The second half starts when Dupea learns that his father is very ill. He travels back to the household of origin and finds that his mute dying father is attended to by a laconic weightlifter who is bedding his rather homely sister. Meanwhile a brother, a violinist, has "sprained his neck" and wears a goofy-looking brace that nevertheless has not prevented him from becoming the lover of an attractive hippie who has settled into the household, appropriately located on an island. They all work on their music and occasionally an intellectual drops by to hold forth on some topic. Dupea tries to persuade the hippie girl to switch brothers, succeeds a little, then fails. He tries to talk with his mute father but the old man is too far gone. Dupea had picked up some hitchhiking gargoyles along the way but were they any crazier than these characters?
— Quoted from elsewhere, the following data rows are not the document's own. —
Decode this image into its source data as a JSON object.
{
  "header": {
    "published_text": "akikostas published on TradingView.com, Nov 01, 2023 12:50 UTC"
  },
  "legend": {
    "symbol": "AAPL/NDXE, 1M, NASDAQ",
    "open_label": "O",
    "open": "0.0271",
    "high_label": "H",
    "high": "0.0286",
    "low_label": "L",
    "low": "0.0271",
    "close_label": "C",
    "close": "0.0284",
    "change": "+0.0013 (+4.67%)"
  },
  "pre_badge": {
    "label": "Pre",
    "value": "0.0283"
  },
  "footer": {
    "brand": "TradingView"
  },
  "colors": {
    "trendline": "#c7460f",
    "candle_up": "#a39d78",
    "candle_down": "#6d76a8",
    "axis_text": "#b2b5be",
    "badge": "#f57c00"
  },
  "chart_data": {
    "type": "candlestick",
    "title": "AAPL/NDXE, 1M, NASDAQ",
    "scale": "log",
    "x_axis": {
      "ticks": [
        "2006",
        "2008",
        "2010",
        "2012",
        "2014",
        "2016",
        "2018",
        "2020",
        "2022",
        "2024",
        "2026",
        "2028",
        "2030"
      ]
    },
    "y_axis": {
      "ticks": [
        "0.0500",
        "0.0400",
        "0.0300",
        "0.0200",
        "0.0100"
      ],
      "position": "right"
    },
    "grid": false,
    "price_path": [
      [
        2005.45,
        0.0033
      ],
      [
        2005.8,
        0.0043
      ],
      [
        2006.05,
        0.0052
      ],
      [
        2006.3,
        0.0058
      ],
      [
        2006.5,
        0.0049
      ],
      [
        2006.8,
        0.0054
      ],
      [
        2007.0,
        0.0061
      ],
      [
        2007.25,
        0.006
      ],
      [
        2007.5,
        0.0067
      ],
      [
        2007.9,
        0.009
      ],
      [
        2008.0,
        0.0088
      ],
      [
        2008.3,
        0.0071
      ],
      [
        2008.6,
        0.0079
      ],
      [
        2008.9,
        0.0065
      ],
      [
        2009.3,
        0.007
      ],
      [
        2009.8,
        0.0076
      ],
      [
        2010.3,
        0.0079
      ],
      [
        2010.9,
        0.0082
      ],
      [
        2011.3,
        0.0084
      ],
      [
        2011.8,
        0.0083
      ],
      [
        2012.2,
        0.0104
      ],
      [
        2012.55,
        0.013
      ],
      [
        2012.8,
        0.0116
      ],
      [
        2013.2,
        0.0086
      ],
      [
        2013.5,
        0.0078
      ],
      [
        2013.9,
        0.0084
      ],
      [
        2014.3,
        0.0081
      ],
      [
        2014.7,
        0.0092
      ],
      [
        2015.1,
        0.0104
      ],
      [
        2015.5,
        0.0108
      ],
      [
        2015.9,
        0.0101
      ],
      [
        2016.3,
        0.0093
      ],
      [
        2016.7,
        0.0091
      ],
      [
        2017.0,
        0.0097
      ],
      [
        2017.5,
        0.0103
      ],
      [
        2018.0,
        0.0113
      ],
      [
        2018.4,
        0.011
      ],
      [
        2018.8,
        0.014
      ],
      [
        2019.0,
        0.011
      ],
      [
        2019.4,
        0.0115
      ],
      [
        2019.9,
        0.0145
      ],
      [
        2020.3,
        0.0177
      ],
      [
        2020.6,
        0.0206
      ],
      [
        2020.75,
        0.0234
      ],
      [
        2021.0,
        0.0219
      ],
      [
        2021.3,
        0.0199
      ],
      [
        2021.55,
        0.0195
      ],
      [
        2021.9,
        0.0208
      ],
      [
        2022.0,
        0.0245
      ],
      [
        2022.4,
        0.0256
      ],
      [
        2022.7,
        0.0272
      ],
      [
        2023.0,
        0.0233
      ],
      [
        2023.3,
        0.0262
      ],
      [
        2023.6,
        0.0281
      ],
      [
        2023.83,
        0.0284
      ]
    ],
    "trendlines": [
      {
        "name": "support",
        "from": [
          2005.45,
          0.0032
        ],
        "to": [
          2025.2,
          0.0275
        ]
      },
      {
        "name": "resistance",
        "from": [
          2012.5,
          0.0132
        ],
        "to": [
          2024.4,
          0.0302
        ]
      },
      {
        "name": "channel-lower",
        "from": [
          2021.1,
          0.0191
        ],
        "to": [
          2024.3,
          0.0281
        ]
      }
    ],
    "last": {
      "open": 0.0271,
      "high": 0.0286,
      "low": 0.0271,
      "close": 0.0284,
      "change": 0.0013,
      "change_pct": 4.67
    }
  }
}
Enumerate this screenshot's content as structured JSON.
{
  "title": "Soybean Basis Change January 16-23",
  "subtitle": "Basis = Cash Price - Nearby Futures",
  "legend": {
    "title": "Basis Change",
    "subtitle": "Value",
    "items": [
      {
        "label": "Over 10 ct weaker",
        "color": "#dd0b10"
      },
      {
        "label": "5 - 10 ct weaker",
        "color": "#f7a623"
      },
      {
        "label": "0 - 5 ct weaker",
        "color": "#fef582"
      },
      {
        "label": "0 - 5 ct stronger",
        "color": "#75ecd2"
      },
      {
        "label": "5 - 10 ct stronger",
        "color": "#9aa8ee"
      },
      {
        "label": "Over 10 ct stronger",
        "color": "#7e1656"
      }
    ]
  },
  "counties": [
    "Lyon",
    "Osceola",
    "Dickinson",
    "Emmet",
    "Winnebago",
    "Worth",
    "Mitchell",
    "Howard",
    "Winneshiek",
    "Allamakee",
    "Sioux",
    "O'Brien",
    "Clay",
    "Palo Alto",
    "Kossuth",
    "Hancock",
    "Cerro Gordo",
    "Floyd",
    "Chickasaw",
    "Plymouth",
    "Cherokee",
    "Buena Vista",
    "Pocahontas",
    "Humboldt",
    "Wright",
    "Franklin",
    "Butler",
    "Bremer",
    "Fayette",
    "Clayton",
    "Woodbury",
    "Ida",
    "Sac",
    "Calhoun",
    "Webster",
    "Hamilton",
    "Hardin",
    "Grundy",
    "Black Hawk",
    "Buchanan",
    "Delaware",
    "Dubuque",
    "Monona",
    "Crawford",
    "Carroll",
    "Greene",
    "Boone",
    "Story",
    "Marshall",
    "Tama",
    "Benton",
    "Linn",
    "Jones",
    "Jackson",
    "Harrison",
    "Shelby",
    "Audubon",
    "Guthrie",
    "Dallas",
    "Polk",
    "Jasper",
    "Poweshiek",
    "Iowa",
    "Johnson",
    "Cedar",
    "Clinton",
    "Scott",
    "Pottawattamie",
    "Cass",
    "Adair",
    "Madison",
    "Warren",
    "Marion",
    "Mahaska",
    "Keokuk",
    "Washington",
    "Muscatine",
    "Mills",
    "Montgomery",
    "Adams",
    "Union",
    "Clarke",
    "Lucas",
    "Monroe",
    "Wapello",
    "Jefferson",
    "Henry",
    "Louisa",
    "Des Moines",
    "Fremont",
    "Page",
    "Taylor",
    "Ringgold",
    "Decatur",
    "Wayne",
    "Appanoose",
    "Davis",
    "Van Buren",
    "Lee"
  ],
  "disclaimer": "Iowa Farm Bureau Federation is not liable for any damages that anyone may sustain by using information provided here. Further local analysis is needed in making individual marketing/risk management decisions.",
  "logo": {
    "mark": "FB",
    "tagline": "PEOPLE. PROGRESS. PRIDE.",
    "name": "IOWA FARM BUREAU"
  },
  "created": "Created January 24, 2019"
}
The organization of the movie invites you to compare the world Dupea rejected to the one he found with the motels and parking lots and freeways and oil fields. His own vote seems to be thumbs down on both. On the way back home, he stops for gas, and the girlfriend walks off to the diner next to the station for a coffee. Dupea studies himself in the mirror of the station's men's room. When he comes out, a truck hauling timber has pulled in. The camera only shows, and from a distance, the conversation in which the necessary agreements are made, then, as Dupea takes his seat beside the driver, pulls away even farther as the truck moves out into the highway and turns the opposite direction from which Dupea had been going in the car with his girlfriend. The camera continues to dwell on the crumby little gas station after the truck has disappeared and you can only hear the sound of its changing gears. The end.
With Karen Black, as Dupea's girlfriend, and everyone will recognize Sally Struthers. Bob Rafelson directs. The scene in the diner is so famous that it seems to have stopped people from realizing that "Five Easy Pieces" is one of the very best American pictures.